It was going on for 8pm when I took this photo, by which time I was starting to wonder what I was going to be able to post today. It’s been such a hot day that there was virtually nothing flying for most of it – even butterflies and dragons can only tolerate so much baking heat.

Personally, I have a very limited tolerance of hot weather – I’m fine up to about 23°C, and can manage short spells outside when it’s 25 or 26°, but anything above that has me skulking indoors with my study blind drawn. It’s my Scandinavian heritage, I think: we pale northern Europeans are adapted to cold weather and not too much sunlight. I wasn’t at all impressed with the conditions this afternoon, when I had to drive over to Leamington Spa for a hospital appointment in 33° heat; what I wanted to do was turn the aircon up to Rapid Freeze, but because I’m trying to save the planet I put the car top down and suffered. You know it’s hot when even at 60mph with the roof and windows dropped, it still feels as though you’re sitting in a sauna.

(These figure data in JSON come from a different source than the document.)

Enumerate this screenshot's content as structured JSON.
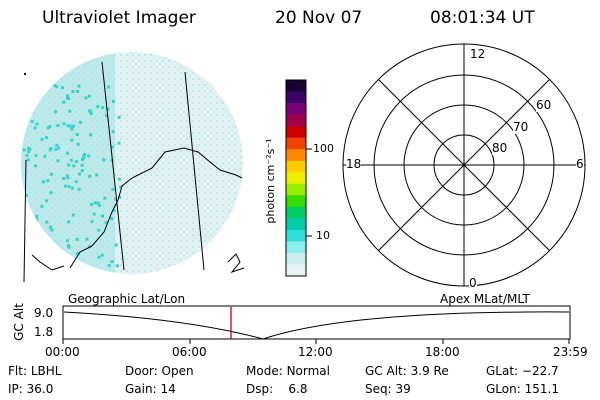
{
  "header": {
    "title": "Ultraviolet Imager",
    "date": "20 Nov 07",
    "time": "08:01:34 UT"
  },
  "colorbar": {
    "unit_label": "photon cm⁻²s⁻¹",
    "ticks": [
      "100",
      "10"
    ],
    "scale": "log",
    "colors": [
      "#1a0033",
      "#3a0066",
      "#7a007a",
      "#a0004a",
      "#cc0000",
      "#ee4400",
      "#ff8800",
      "#ffcc00",
      "#eeee00",
      "#99ee00",
      "#33dd00",
      "#00cc66",
      "#00ccaa",
      "#33dddd",
      "#88eeee",
      "#cceeee",
      "#e8f4f4"
    ]
  },
  "polar_grid": {
    "clock_labels": {
      "top": "12",
      "left": "18",
      "right": "6",
      "bottom": "0"
    },
    "lat_labels": [
      "60",
      "70",
      "80"
    ]
  },
  "map_labels": {
    "left": "Geographic Lat/Lon",
    "right": "Apex MLat/MLT"
  },
  "altitude_strip": {
    "ylabel": "GC Alt",
    "y_ticks": [
      "9.0",
      "1.8"
    ],
    "x_ticks": [
      "00:00",
      "06:00",
      "12:00",
      "18:00",
      "23:59"
    ],
    "marker_color": "#cc0000"
  },
  "status": {
    "row1": [
      {
        "label": "Flt:",
        "value": "LBHL"
      },
      {
        "label": "Door:",
        "value": "Open"
      },
      {
        "label": "Mode:",
        "value": "Normal"
      },
      {
        "label": "GC Alt:",
        "value": "3.9 Re"
      },
      {
        "label": "GLat:",
        "value": "−22.7"
      }
    ],
    "row2": [
      {
        "label": "IP:",
        "value": "36.0"
      },
      {
        "label": "Gain:",
        "value": "14"
      },
      {
        "label": "Dsp:",
        "value": "6.8"
      },
      {
        "label": "Seq:",
        "value": "39"
      },
      {
        "label": "GLon:",
        "value": "151.1"
      }
    ]
  }
}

After dinner the sky clouded over, and even though it was still hot I thought that there might now be some invertebrates about – but even plodding right around the village I found very few. I almost missed this resting Gatekeeper because the knapweed was half hidden from the path by a large bramble thicket, but luckily I caught a glimpse of it through a gap in the stems, and was able with only slight blood loss to push the camera through and take a few frames.

The nicest thing that happened all day was on my way back home from the butterfly field, when I came across a Southern Hawker hunting up and down a stretch of lane, and stopped to watch him. I must have stood for about ten minutes, enchanted by the performance as he swooped and circled around me, sometimes coming so close that I could hear the rustling of his wings. If any of my neighbours saw my own performance, twisting and turning on the spot to try to keep him in view in the rapidly fading light, they probably thought that I’d finally lost my mind.